Let's say, for the purpose of illustration, it's a nice round £100 million. If this inheritance was taxed at 40% as it would be for any other citizen, Charles would be left with £60 million.
Allowing him the full £100 million instead of the £60 million is in effect a 67% subsidy on his already eyewatering wealth — in addition to the tax-free sovereign grant.
And with every generation of monarchs, this effective 67% subsidy is repeated over and over. We can safely assume, in the absence of signifcant breakthroughs in medical science, that King Charles III will not reign as long as his mother, and when the crown passes, this taxbreak/subsidy will be repeated.
Thought of in these terms, it doesn't seem so "private" anymore seeing it is subject to an unprecedented tax break!

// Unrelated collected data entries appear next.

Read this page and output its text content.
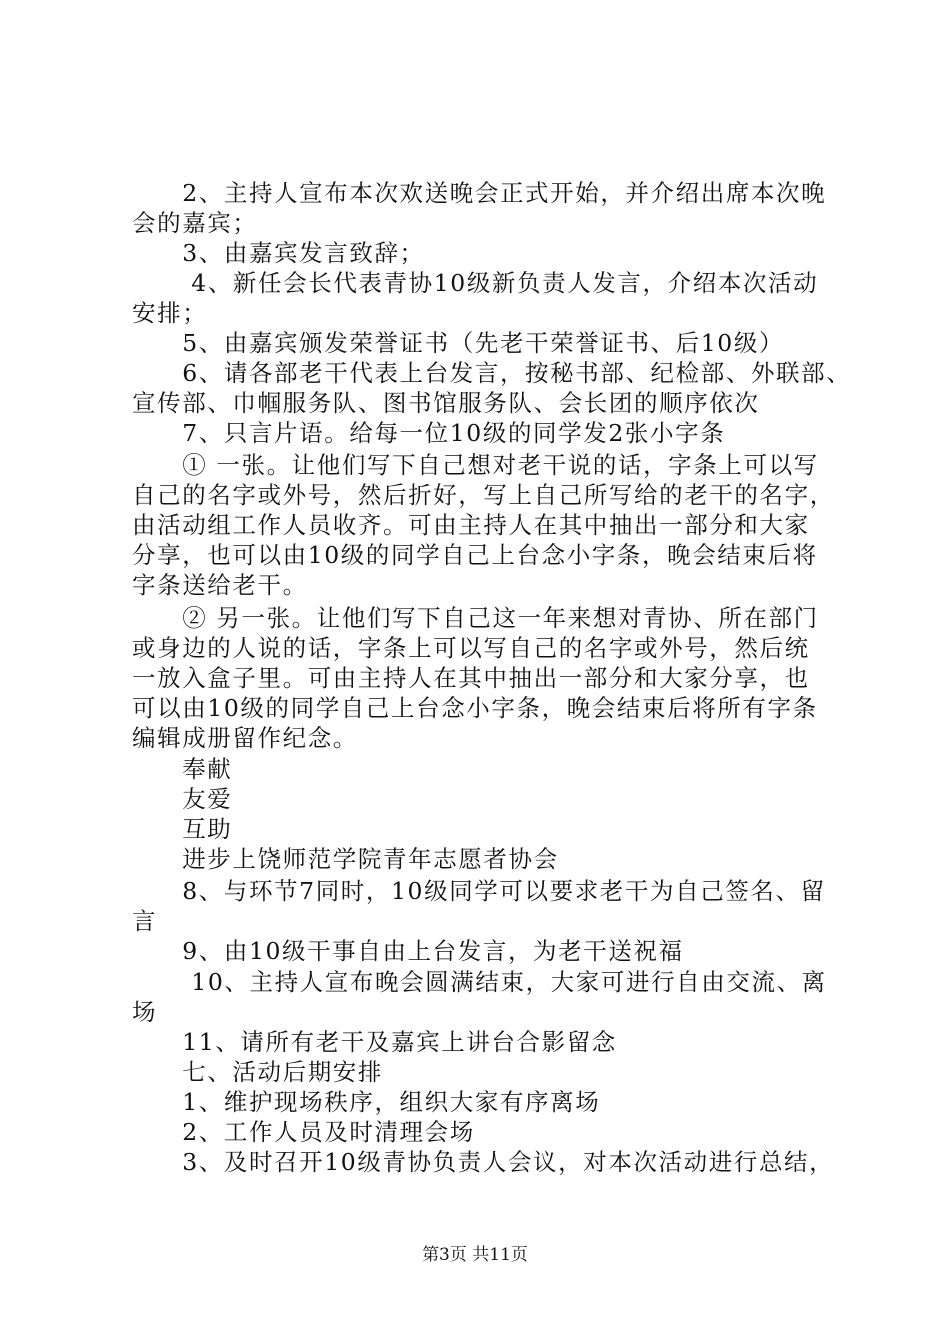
　　2、主持人宣布本次欢送晚会正式开始，并介绍出席本次晚
会的嘉宾；
　　3、由嘉宾发言致辞；
　　 4、新任会长代表青协10级新负责人发言，介绍本次活动
安排；
　　5、由嘉宾颁发荣誉证书（先老干荣誉证书、后10级）
　　6、请各部老干代表上台发言，按秘书部、纪检部、外联部、
宣传部、巾帼服务队、图书馆服务队、会长团的顺序依次
　　7、只言片语。给每一位10级的同学发2张小字条
　　① 一张。让他们写下自己想对老干说的话，字条上可以写
自己的名字或外号，然后折好，写上自己所写给的老干的名字，
由活动组工作人员收齐。可由主持人在其中抽出一部分和大家
分享，也可以由10级的同学自己上台念小字条，晚会结束后将
字条送给老干。
　　② 另一张。让他们写下自己这一年来想对青协、所在部门
或身边的人说的话，字条上可以写自己的名字或外号，然后统
一放入盒子里。可由主持人在其中抽出一部分和大家分享，也
可以由10级的同学自己上台念小字条，晚会结束后将所有字条
编辑成册留作纪念。
　　奉献
　　友爱
　　互助
　　进步上饶师范学院青年志愿者协会
　　8、与环节7同时，10级同学可以要求老干为自己签名、留
言
　　9、由10级干事自由上台发言，为老干送祝福
　　 10、主持人宣布晚会圆满结束，大家可进行自由交流、离
场
　　11、请所有老干及嘉宾上讲台合影留念
　　七、活动后期安排
　　1、维护现场秩序，组织大家有序离场
　　2、工作人员及时清理会场
　　3、及时召开10级青协负责人会议，对本次活动进行总结，
第3页 共11页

Time to reform the monarchy, scale them back to a truly symbolic role which doesn't allow them to amend legislation for their own benefit, or avoid paying reasonable taxes. The "gentleman's agreement" whereby the monarch voluntarily pays tax needs to be formalised.
We also need to be able to look to them for moral leadership — and not in the symbolic Defender of the Faith sense. When a senior member of the "firm" is wanted for questioning by law enforcement from a foreign ally, they should co-operate and face the consequences of their actions, rather than use their wealth and privilege to hide and protect themselves, ultimately paying an eight figure sum in an attempt to make the issue go away.